Jennifer Froh, a health educator with the county, thinks Noye is the right fit for the position.

“Tara seems really outgoing and energetic and really has a passion for what the SAFE Coalition and what the Tobacco Free Coalition are working towards,” Froh said. “It was something MacKenzie (Vinz) spearheaded and it just continues to grow and build.”

The passion to decrease health disparities led Noye to pursue a career in government health. She believes Juneau County has its share of health concerns which need to be addressed. Being a rural, low-income area, the county has plenty of unique challenges.

“We have to be so much more strategic about how we’re using our resources,” Noye said. “Juneau County is having a lot of issues with maternal and prenatal smoking. In general, we have higher rates than surrounding counties. If there is a strategic way we can bring resources into these rural counties, we need to be a part of that because they get overlooked a lot.”

Noye realizes overseeing programs in four counties will be challenging, but she’s prepared to bring health education and resources to the rural communities. Specifically, in Juneau County, Noye will collaborate with the SAFE Coalition, a group of health educators and community members working to decrease the use of tobacco, alcohol and prescription drug abuse among county residents.

“It’s only been around for a couple years and I will be working with the Tobacco Free Coaltion,” Noye said.

With the Tobacco Free Coalition, Noye works with area retail stores to make sure they’re not selling tobacco products to minors. The coalition chooses a youth member every year who attempts to purchase tobacco from stores to see if they will sell to someone younger than 18.

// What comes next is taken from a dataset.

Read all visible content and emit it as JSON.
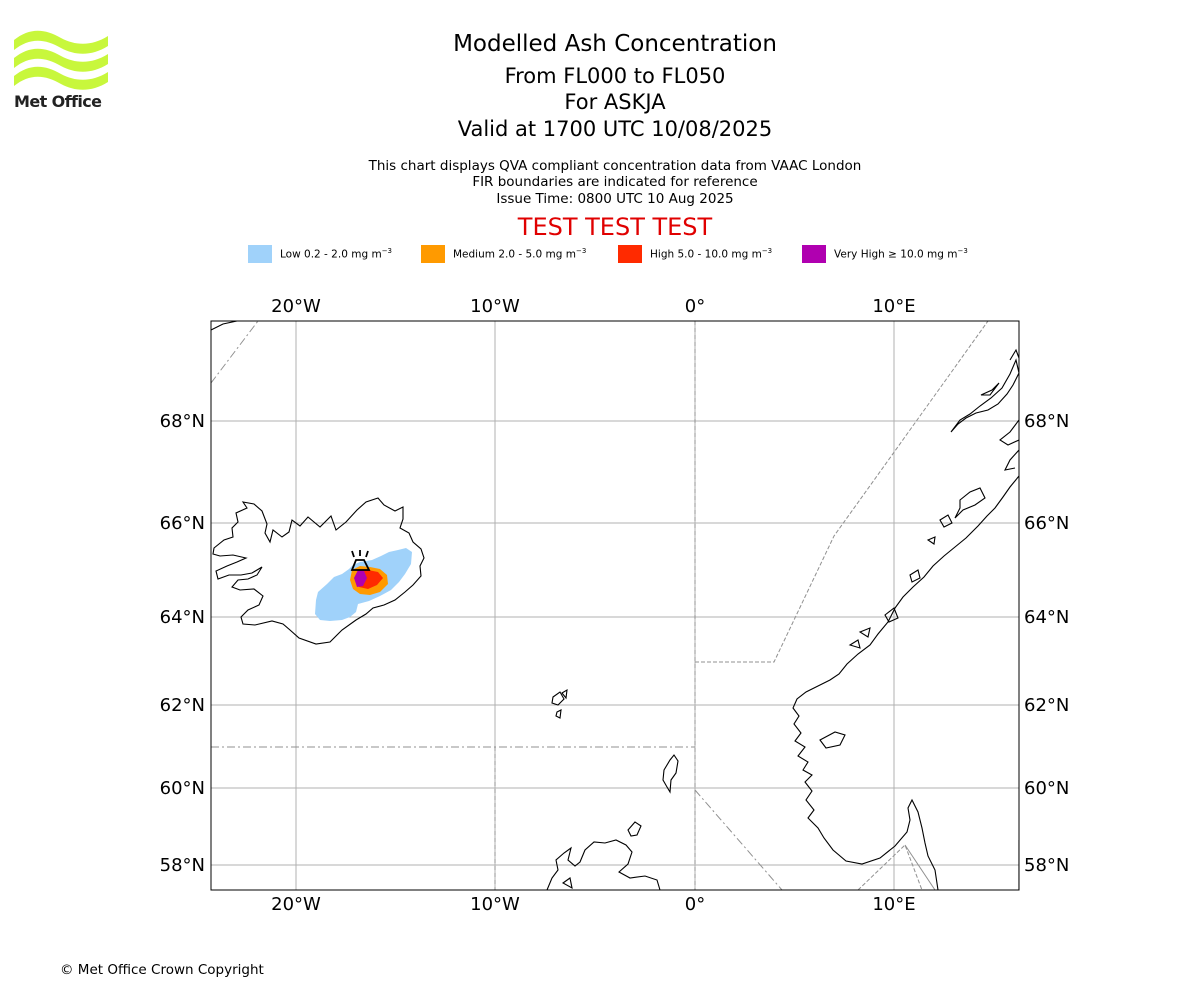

Noye also runs two FACT clubs in Mauston and Baraboo. Through FACT, youth members learn about the effects of addiction and practice positive ways to steer clear from drugs, tobacco and alcohol.

“If you really want to prevent addiction, you need to start young and teenagers don’t want to hear it from their parents or teachers,” Noye said. “If we can get other teenagers to help change that culture of acceptance, that’s when you start making an impact in reducing addiction rates.”

In the future, Noye especially wants to connect with pregnant mothers to reduce prenatal smoking rates. Noye said expecting moms sometimes don’t realize the risks they’re putting their unborn babies through by smoking. And the addiction of nicotine is hard to break.

“How do we make it OK to get help and seek help too?” Noye said.

“It’s definitely a big problem (in Juneau County),” Froh said.

For area youth, Noye said cigarette smoking is declining, but vaping and chewing tobacco use is on the rise. She said chewing or “dipping” is more prevalent in rural settings, especially farms. A recent study showed smoking rates have fallen in the general population, but cigarette use among persons with lower incomes has increased.

“Smoking rates have been at an all-time low for the past three decades but we’re seeing more targeting to lower-income groups,” Noye said. “Especially with minorities and we’re seeing more targeting to youth with colorful and flavorful new tobacco products. The scary thing with that is they’re not as regulated by the USDA.”

Froh said Noye will strive for additional grant funding to help promote the missions of SAFE, FACT and the Tobacco Free Coalition.

“She’ll be a great asset to our program and helping it move forward,” Froh said.